Nesse meio-tempo, o mento, o ska e o
reggae foram algumas das manifestações da evolução dessa música. Encontramos
esses temas tocados por rumba box,2 sardin tin guitars3 e também por
instrumentos mais modernos. Poderíamos aqui retomar a análise de outro escritor
martiniquense, Patrick Chamoiseau, sobre os contadores e outras formas de
pré-literatura caribenha, e ver nascer o dancehall no "grito do
porão" dos navios negreiros, durante a passagem do meio (a travessia do
Atlântico).4 Na ilha, a música teve, ao longo de sua história, a função de
válvula de escape psicológica, oferecendo uma saída artística ao sofrimento dos
sem raízes com condições de vida miseráveis. Quando Bob Marley encontrou um de
seus primeiros produtores jamaicanos, no início dos anos 1970, este lhe disse:
"Você vem de um bairro onde as pessoas gemem o tempo todo. Vocês serão os
'wailers'...".5 (R. C.)
Romain Cruse é professor da
Universidade das Antilhas e da Guiana (UAG_Martinica) e do Centro de Estudo e
Pesquisa em Economia, Gestão, Modelização e Informática Aplicada (Ceregmia)
1 "Material de som".
Designa por extensão grupos que animam noitadas típicas da cena dancehall
graças à ajuda de uma parede de caixas de som gigantesca. Trata-se da principal
forma de consumo da música na Jamaica, antes dos shows.

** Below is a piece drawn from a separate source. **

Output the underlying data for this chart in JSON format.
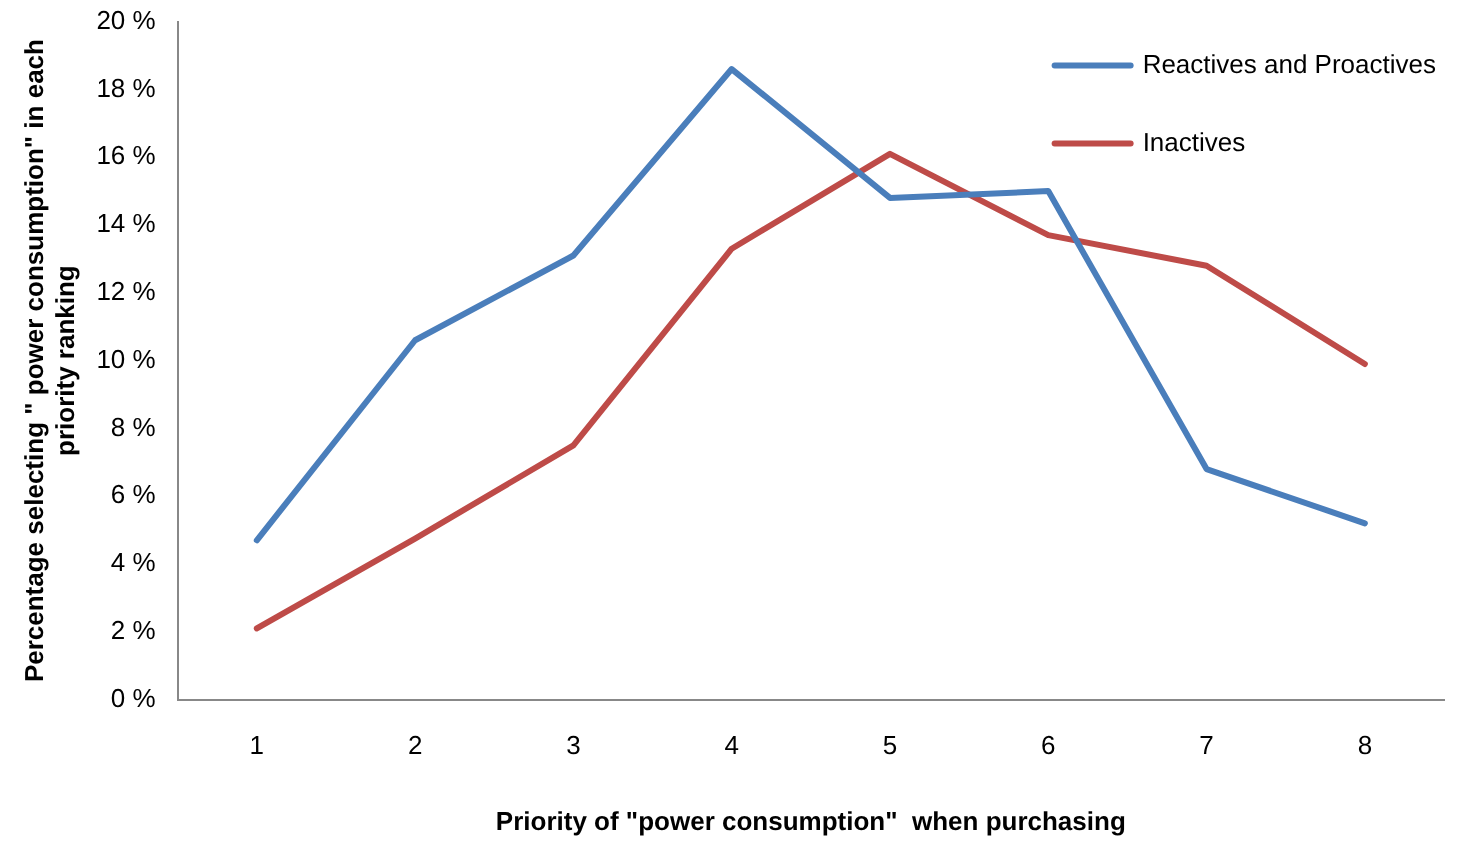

2 O salário mínimo é de 20 mil dólares jamaicanos por mês (R$ 450), tendo aumentado 11% em julho de 2012.
3 As estatísticas oficiais aumentam o número para 79% da produção da riqueza nacional. Mas elas não levam em conta a economia informal nem os envios de dinheiro da diáspora.
4 Célebre pan-africanista, militante do repatriamento dos afro-americanos para a terra de seus ancestrais, a Etiópia.
5 "É o blues da segunda de manhã, contas para pagar e o jovem quer sapatos, mais um blues da segunda de manhã, não é fácil viver aqui no gueto, cada dia é um novo desafio, não sabe..."
6 Cf. Lloyd Best e Kari Levitt, Essay on the theory of plantation economy [Ensaio sobre a teoria da economia de plantation], Editora da Universidade de West Indies, Kingston, 2009.